New Brunswick

No end in sight for Brunswick Smelter's dispute with workforce

It's been one month since unionized employees at Brunswick Smelter started striking, and both sides of the contract dispute say they're waiting for the other to come back to the table.

280 employees started walking the picket line April 24

John Roy worked at Brunswick Smelter for nine years. He said, 'It’s tough but I’ve been through this before with other industries and you always come out stronger for it.' (Tori Weldon/CBC)

It's been one month since unionized employees at Brunswick Smelter in northern New Brunswick started walking a picket line, and both sides of the contract dispute say they're waiting for the other to come back to the negotiating table.

The workers and company don't agree on what type of dispute this is.

The union gave a 72-hour strike notice, but on April 24 — 14 hours before the deadline — employees at the Glencore Canada-owned smelter in Belledune were sent home, with pay.

The union calls the continuing work disruption a lockout, but the company says that because employees were paid until the deadline, it's a strike.

Bart Dempsey, president of local 7085 of the United Steelworkers, said the main sticking point in the contract dispute revolves around company proposals to reduce union and safety representation and for removal of early retirement plans.

"We haven't heard anything from the company, but it remains the same," he said. "We're willing to go back to the table if they remove these concessions that we don't believe they need." 

The union now has a full-time president's office and a full-time safety office, he said.

"They are looking to remove those two offices basically for the president to do his union business outside of his regular work schedule," he said.

Dempsey said he normally works about 60 hours a week as union president and doesn't see how the work could be fit in on top of a full-time job.

The co-chair of the health and safety committee handles safety concerns, but Dempsey said Brunswick Smelter management suggested unionized employees could reach out when and if they need to.

"We're having a problem with that because we believe he's needed all the time," he said.

Dempsey pointed to an accident that happened March 17 to a supervisor at the smelter as a reminder of how important vigilance is when it comes to safety.

WorkSafeNB described the incident as: "Employee got pulled in a conveyor system, and suffered two broken ribs and potential arm muscle and ligament injuries."

The incident is under investigation.

The plant is not profitable

Glencore, the multinational company that owns the smelter, said it is ready to go back to the bargaining table.

"We presented our final offer and the union never came back to us saying they don't want to give any concessions," said Alexis Segal, head of communications at Glencore Canada.

He said the work of the safety chair can be done on a part-time basis.

Bart Dempsey, president of Local 7085 of the United Steelworkers, said union members want to keep a full-time union president as well as a full-time safety chairperson. (Tori Weldon/CBC)

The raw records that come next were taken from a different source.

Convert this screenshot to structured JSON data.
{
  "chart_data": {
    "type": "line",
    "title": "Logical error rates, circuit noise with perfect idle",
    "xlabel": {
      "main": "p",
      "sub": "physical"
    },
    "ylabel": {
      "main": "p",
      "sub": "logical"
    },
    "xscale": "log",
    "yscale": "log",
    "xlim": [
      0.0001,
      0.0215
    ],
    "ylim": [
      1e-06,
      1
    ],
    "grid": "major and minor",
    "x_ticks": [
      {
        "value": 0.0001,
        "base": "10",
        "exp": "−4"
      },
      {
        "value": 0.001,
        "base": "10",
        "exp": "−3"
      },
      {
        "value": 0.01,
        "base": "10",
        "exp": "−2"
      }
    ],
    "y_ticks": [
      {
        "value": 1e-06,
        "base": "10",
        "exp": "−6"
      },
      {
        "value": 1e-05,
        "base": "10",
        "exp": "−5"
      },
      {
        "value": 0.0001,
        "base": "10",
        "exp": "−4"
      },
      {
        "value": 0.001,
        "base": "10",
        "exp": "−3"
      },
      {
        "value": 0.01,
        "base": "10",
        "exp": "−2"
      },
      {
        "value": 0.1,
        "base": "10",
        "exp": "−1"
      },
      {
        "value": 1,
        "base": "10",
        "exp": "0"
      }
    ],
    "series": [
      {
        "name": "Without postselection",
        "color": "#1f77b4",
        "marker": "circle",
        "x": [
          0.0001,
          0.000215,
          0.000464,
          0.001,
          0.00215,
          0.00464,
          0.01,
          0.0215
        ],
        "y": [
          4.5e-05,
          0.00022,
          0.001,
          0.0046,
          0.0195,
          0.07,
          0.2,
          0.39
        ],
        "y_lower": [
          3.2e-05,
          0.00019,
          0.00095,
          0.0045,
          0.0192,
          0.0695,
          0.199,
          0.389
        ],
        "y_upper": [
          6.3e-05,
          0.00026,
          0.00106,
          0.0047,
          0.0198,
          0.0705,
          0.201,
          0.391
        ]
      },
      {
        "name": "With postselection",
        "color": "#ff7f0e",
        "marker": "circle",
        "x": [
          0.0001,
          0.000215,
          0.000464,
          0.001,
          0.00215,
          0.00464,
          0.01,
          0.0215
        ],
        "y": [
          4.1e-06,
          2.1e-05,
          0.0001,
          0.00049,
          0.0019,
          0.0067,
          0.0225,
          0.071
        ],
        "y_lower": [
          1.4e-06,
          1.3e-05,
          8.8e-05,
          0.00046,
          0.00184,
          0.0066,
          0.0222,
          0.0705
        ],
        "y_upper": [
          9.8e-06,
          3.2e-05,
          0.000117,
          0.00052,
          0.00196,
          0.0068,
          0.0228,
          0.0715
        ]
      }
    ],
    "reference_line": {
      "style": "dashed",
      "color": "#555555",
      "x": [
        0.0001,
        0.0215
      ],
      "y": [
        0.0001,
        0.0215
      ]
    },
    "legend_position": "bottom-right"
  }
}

"We look at the other sites in New Brunswick, and there's no other place where they have a full-time co-chair of the joint health and safety committee and we believe that's the way to go from now on," said Segal. 

He said that safety comes first, but changes have to be made at the smelter.

"The fact is, the plant is not profitable," he said. "It was not profitable last year, so it's important that we can continue to improve the way we operate the plant."

He said a global downturn in the lead industry makes the plant difficult to run in the black.

Segal also addressed the March accident. 

"Employees have been informed of the risk and the lesson learned following that accident," he said.

"Safety comes first. It's very clear in all our policies and the way we apply our policies."

"People are watching their bucks"

John Roy, a member of the union walking the picket line, said his main concern is safety.

A court injunction dictates that a maximum of six union members can walk the picket line at each of the company's entrances. (Tori Weldon/CBC)

"It's tough, but I've been through this before with other industries and you always come out stronger for it," Roy said. 
"It does … put a little bit of stress on you, but you manage.

"Safety is worth it. Nobody wants to lose their life."

Belledune Mayor Joe Noel said it's too soon for the community to feel the effects of the strike, but it will eventually.

"When people are out of work, of course there's worries and the money that is normally being spent is not being spent, so that has an effect on businesses," said Noel.

"People are watching their bucks more carefully when they don't have a [regular] income."

Mediation for all

Trevor Holder, minister of post-secondary education, training and labour, said in the legislature on May 17 that he expected talks to begin again. 

"I can also tell you that it is our understanding that talks have taken a break but are scheduled to resume over the next few days," he said. "We remain optimistic that a settlement can be reached."

The province said a mediator has been brought in and has spoken to both sides. No negotiations have happened since the strike began four weeks ago.